Novels on floppy disk?  Hypertext fiction?  Reading?  These all seem like humble concepts now that we've had the technology around for almost 20 years now. It may be possible that hypertext cannibalized its self.  Technologically it created an almost unlimited potential for new forms and experiences. Realistically, it was simply too much for people to handle.  We read one online news article or blog post today and by the time we're finished we have a queue of 4 tabs open to new sites with supplementary information on the topic.  Pick any subject on Wikipedia and you can spend hours or days following the wiki trail to gain a working knowledge of it, not counting the outside references.  Most of us at one time or another have jumped into that pool and remained there to see just how deep it goes. What we find is overwhelming.  Subsequently we turn in at 3:30 am get up for work 5 hours later, and shuffle into the office disheveled and disoriented.  Risk getting called into the boss's office because you wanted to learn everything about jellyfish?  We've tested this technology and it's extremely volatile.

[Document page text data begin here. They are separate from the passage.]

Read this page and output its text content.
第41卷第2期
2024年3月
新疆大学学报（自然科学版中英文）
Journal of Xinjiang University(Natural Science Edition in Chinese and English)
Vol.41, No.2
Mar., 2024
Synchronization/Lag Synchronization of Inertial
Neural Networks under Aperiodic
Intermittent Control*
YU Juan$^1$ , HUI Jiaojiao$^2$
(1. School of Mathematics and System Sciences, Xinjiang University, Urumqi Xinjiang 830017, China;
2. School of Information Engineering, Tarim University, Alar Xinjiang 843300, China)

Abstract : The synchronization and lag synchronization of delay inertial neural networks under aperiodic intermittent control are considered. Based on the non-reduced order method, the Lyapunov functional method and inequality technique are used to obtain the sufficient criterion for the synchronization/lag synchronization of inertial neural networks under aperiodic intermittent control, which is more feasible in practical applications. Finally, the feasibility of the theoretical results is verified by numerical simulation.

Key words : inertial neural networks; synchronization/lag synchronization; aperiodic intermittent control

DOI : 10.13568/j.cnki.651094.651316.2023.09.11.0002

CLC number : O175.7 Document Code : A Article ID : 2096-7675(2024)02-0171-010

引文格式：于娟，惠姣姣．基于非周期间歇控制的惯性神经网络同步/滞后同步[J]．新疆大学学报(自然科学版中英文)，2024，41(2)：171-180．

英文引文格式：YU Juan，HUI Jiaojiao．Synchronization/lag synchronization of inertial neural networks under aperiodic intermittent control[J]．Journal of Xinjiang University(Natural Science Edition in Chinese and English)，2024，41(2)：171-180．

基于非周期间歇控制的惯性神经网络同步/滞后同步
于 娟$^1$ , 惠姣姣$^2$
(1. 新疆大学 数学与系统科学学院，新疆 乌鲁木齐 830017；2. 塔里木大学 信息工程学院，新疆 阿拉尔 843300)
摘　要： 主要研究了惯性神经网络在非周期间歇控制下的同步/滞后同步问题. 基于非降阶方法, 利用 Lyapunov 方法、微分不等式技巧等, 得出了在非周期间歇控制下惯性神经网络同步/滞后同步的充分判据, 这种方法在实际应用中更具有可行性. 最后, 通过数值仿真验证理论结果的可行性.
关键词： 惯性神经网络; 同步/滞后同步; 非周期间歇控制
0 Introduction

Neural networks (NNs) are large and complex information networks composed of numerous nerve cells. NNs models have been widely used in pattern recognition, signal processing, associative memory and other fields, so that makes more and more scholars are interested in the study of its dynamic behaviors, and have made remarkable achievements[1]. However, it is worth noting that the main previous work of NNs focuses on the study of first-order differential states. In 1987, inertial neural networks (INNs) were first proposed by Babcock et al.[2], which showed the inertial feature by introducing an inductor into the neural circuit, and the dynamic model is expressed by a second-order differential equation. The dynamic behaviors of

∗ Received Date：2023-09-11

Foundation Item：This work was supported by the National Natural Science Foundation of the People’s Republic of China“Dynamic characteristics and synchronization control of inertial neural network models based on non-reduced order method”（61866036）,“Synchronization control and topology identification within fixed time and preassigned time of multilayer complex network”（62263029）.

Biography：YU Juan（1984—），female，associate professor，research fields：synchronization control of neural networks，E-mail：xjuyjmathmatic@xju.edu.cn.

Years of study can be devoted to the development and use of hypertext and reading on the computer... and they should.  If the proponents of hypertext are correct there were 3 great literary innovations in the history of human kind: written word, moveable type, and hypertext.  Hypertext is not the only aspect of literature and computers that needs to be studied.  The physiology of reading from electronic screens and the new tendency to skim everything instead of buckling down in a chair and hanging on every work are important subjects.  Whatever we learn we should not be so quick to throw the paperback out the window.  New resistance to it on the grounds of deforestation is ludicrous.  First, trees are renewable, and properly managed we will never have a shortage of trees or paper, secondly the existing paper stock  can be recycled into new paper.  It's all just a lame excuse to sell more apps.